Guyana’s primary debt management objective, based on the policy, is to ensure that the country’s financing needs, and its payment obligations are met at the lowest possible cost over the medium and long terms, consistent with a prudent degree of risk.

“Prudent risk management is integral to the cultivation of a stable macroeconomic outlook, as well as the avoidance of sharp increases in funding costs and dangerous debt structures and strategies (including monetary financing of the government’s debt).

“Furthermore, Guyana’s debt objectives shall be aligned with the need to cover its funding gap and the goal of long-term debt sustainability,” the document related.

Total gross public debt has declined significantly over the past decade, driven by repayments, and prudent debt management.

External debt, according to the IMF, accounts for over 40 per cent of total public sector debt, mostly to multilateral institutions. Multilateral creditors accounted for over 65 per cent of total external debt in 2021. The IDB is the largest multilateral creditor, accounting for 46.1 per cent of total external debt at end-2021.

China’s state-owned Export-Import Bank is the largest bilateral creditor, comprising 17.3 per cent of total external debt at end-2021. Eurobond holders are the only private (commercial) creditors. Domestic debt comprises mainly Treasury bills (T-bills) and borrowing from the central bank, which is now securitised.

ECONOMIC DIVERSIFICATION
Debt management will continue to be crucial as the government moves ahead with plans to diversify the economy and support long-term growth by investing in infrastructure and education.

“In response to the pandemic in 2020, the authorities reallocated expenditures towards cash grants and transfers to households and “shovel ready” public investment projects, primarily focused on improving road networks and providing affordable housing,” the IMF said.

Further, the 2022 budget includes a substantial increase in public investment, and the government is planning to maintain this effort over the medium term to address bottlenecks to growth, focusing on transport infrastructure and education (including greater access to education in the hinterland by building new schools).

Public capital spending is projected to increase from 9.5 per cent of non-oil GDP in 2021 to 12.1 per cent in 2022, and to 12.5 per cent of non-oil GDP over the medium term.

According to the IMF: “Additional support for long-term growth is expected to come from further progress on strengthening the governance framework, as it ensures a good use of public funds.

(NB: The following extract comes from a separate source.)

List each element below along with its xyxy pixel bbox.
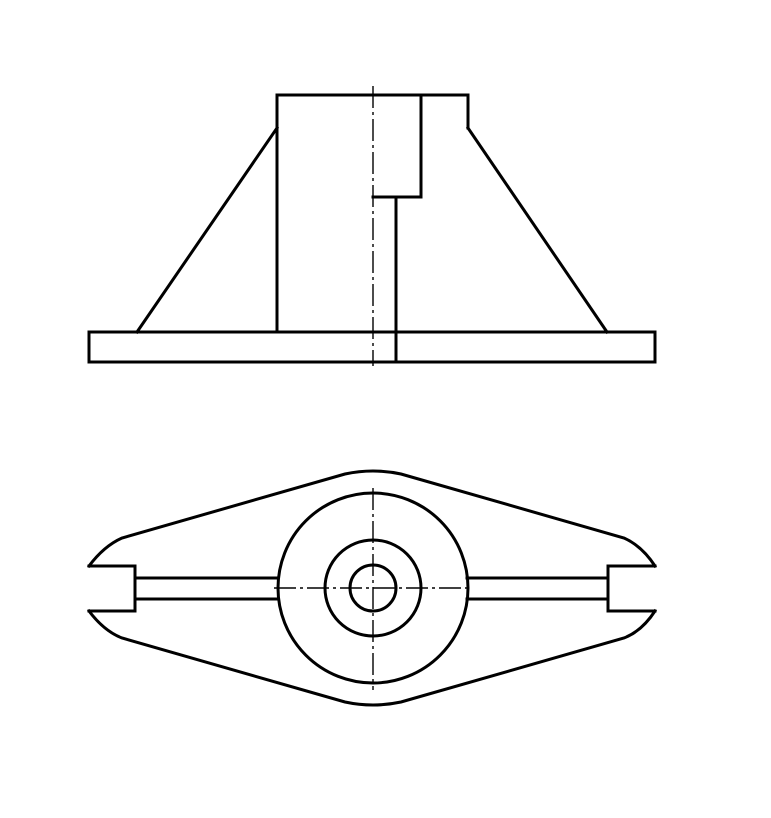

Several pillars of the anti-corruption framework have been recently strengthened, including the Integrity and Public Procurement Commissions (IC and PPC) and the National Procurement and Tender Administration Board (NPTAB).”

The international financial institution went on to acknowledge the publication of audit reports on public expenditures, including for COVID-19, and the government’s efforts to follow up on recommendations made in those audit reports.

“Asset declarations of a large number of public officials are submitted annually, and public procurement tenders are streamed live,” the IMF said.

The authorities, the organisation said, also made progress in implementing the recommendations of the 2019 and 2021 Extractive Industries Transparency Initiative (EITI) reports, notably on the reconciliation with the fiscal regime.

“Some progress has also been made on information sharing and publication of extractive industries’ financial statements, and the authorities are strengthening capacity to address remaining gaps, including in moving towards electronic disclosure and adequate follow-up,” the IMF related.